Saturday, March 8, 2014

HdtDep: Syntactic dependencies search engine in Herodotus' Book 1

 [First posted in AWOL 22 June 2011. Updated 8 March 2014]

HdtDep is a search engine for a treebank consisting of the first book of Herodotus' Histories. The treebank is encoded in an XML file based on A. Godley's Loeb edition (1920), available under a Creative Commons Attribution-ShareAlike 3.0 United States License on the Perseus Project website. All typos have been corrected. 

The Greek characters are encoded in the UTF-8 Unicode format. The XML files is structured in <chapter> and <sentence> node, which contain <word> nodes. All punctuation was removed.

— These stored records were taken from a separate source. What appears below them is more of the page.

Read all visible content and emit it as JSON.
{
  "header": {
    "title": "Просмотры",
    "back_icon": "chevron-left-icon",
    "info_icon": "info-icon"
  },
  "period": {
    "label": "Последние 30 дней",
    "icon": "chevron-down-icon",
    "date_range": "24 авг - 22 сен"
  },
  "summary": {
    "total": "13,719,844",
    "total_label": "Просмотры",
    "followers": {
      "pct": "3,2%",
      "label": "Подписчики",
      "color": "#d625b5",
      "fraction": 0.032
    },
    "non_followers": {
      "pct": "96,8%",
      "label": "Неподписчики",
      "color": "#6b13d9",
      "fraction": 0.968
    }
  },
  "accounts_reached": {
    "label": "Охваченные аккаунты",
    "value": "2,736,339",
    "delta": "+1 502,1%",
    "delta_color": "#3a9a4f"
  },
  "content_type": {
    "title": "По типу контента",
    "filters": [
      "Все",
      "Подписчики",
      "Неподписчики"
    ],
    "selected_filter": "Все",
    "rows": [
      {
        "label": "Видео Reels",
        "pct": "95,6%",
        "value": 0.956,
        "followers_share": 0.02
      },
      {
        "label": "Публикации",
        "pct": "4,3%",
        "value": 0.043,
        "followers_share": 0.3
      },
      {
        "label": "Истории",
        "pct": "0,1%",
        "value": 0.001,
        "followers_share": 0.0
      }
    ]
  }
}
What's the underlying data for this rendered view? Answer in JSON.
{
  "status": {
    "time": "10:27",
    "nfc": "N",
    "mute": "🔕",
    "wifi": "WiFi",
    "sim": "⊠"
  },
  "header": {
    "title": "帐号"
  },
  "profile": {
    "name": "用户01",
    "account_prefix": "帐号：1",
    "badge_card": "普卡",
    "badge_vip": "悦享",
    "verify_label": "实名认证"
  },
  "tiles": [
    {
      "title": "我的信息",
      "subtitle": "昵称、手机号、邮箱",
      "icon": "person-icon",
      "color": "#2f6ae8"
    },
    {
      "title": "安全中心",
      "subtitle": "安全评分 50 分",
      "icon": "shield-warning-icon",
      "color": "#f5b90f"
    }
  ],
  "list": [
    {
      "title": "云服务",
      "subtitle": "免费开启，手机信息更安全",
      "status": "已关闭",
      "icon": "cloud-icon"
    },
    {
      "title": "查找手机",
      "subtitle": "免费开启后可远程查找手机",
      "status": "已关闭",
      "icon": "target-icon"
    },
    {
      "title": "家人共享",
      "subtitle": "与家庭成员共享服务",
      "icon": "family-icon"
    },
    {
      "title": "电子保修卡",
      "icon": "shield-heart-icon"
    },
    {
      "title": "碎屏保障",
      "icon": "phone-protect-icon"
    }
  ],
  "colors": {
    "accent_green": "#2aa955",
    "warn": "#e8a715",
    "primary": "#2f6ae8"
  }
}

Since the UTF-8 format encodes graphemes with different diacritics as distinct glyphs, all grave accents have been turned into acutes (in order to improve the searchability). Enclisis accents have been removed. All elided vowels have been restored. Moreover, all crasis forms have been resolved into uncontracted words, in order to correctly represent their syntactic relationship.

The syntactic structure of the sentences has been described by applying an adapted version of Igor Mel'čuk's dependency theory (Mel'čuk 1988: Dependency Syntax: Theory and Practice, Albany; Mel'čuk 2009: 'Dependency in Natural Language', in A. Polguère & I. Mel'čuk, Dependency in Linguistic Description, Amsterdam - Philadelphia: 1-110; Vatri 2011: Syntactic dependencies in Classical Greek [submitted]). Each word is annotated with the element it depends on and its grammatical category/sub-category (see below). Nouns, adjectives and verbs also contain the Attic lexical entry under which they appear in LSJ. The syntactic relationship types, whose interpretation is highly theory-dependent, has not been encoded.